Thank you very much, Mr. Chair. It's a pleasure to be here today.
My name is Geneviève Moineau, and I am here on behalf of the Association of Faculties of Medicine of Canada.
Our Association of Faculties of Medicine of Canada is the representative of academic medicine in Canada. As the association of our 17 faculties of medicine, we support and facilitate collaboration within our 17 faculties relating to their mandates of health research, medical education, and clinical care, always with a focus on social accountability.
We see ourselves as uniquely positioned to help support and facilitate any work that is done at a federal and pan-Canadian level. As the academic partnership of our faculties of medicine, we provide collective leadership, expertise, and advocacy, with the goal of achieving excellence in education, research, and care for the health of all Canadians.
Our strategic goals are thus: to support our faculties, their faculty members, their staff, and our learners, the medical students and residents; to be a leading national advocate for knowledge regarding academic medicine; to support collaborative initiatives that achieve excellence and innovation in academic medicine; and to integrate all of this for the better health of all Canadians.

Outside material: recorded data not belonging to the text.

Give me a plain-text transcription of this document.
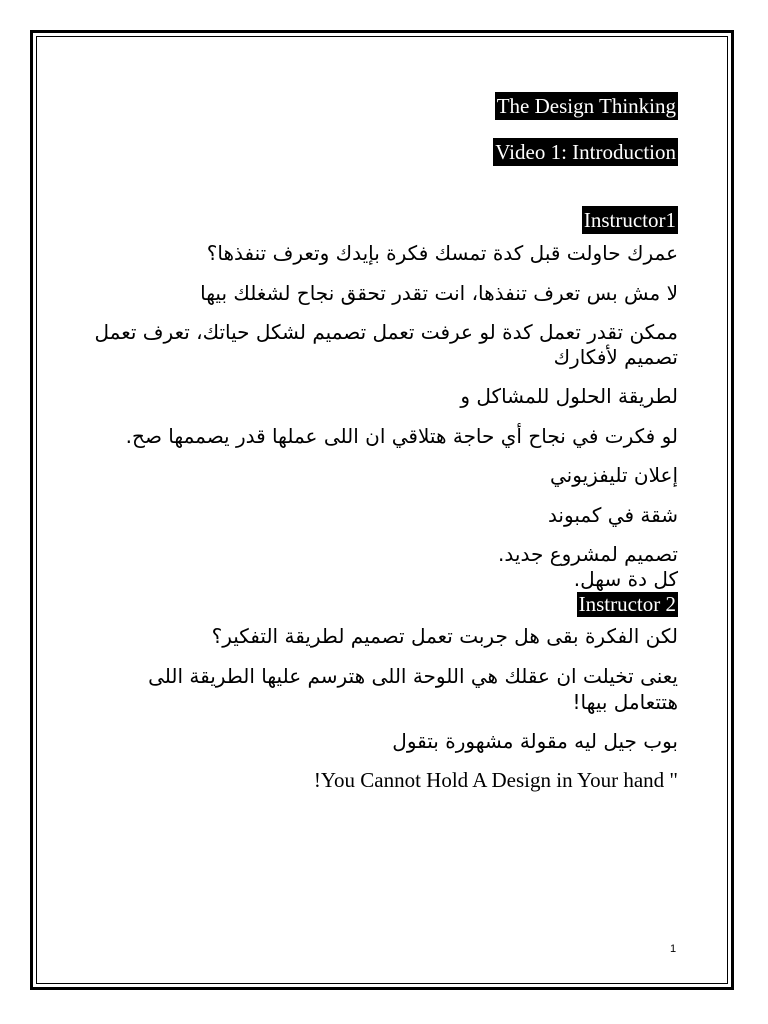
The Design Thinking
Video 1: Introduction
Instructor1

عمرك حاولت قبل كدة تمسك فكرة بإيدك وتعرف تنفذها؟

لا مش بس تعرف تنفذها، انت تقدر تحقق نجاح لشغلك بيها

ممكن تقدر تعمل كدة لو عرفت تعمل تصميم لشكل حياتك، تعرف تعمل تصميم لأفكارك

لطريقة الحلول للمشاكل و

لو فكرت في نجاح أي حاجة هتلاقي ان اللى عملها قدر يصممها صح.

إعلان تليفزيوني

شقة في كمبوند

تصميم لمشروع جديد.

كل دة سهل.

Instructor 2

لكن الفكرة بقى هل جربت تعمل تصميم لطريقة التفكير؟

يعنى تخيلت ان عقلك هي اللوحة اللى هترسم عليها الطريقة اللى هتتعامل بيها!

بوب جيل ليه مقولة مشهورة بتقول

" You Cannot Hold A Design in Your hand!

1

We feel strongly about the academic mandate as it relates to social accountability. Again, that is a founding principle of our association.
I have the privilege of practising pediatric emergency medicine.
I work in the emergency room at the Children's Hospital of Eastern Ontario, CHEO.
So I have the privilege of working hand in hand, in caring for our most acutely ill children, with all the appropriate health care professionals. The concept of “scope of practice” is something I live day to day in my practice, which I can truly support not only as a leader within the association but as a health care provider as well.
In our work at the association, we really understand, within our mandate to support health research, that our faculties of medicine are the hub of the places where health research is practised and performed. We are a great stimulator of all economic aspects of research as it relates to health. We are the association that oversees accreditation of our medical schools and of continuing medical education with many of the partners who are here at the table with me today as well as with the Canadian Medical Association and
the Collège des médecins du Québec.
It is of note that all of our accreditation work is done at a national level. It is a set of standards and processes that are always done throughout the country. Here is another example in which, although it is supported and funded provincially, we see health truly as a national endeavour.
On the education front, many of you will be aware of the important projects that AFMC has led, our future of medical education in Canada projects. The first is the MD project, in which you will see in the notes provided to you that there were 10 important recommendations that are currently under way.
I would like particularly to note recommendation number 8, to advance inter- and intra-professional practice.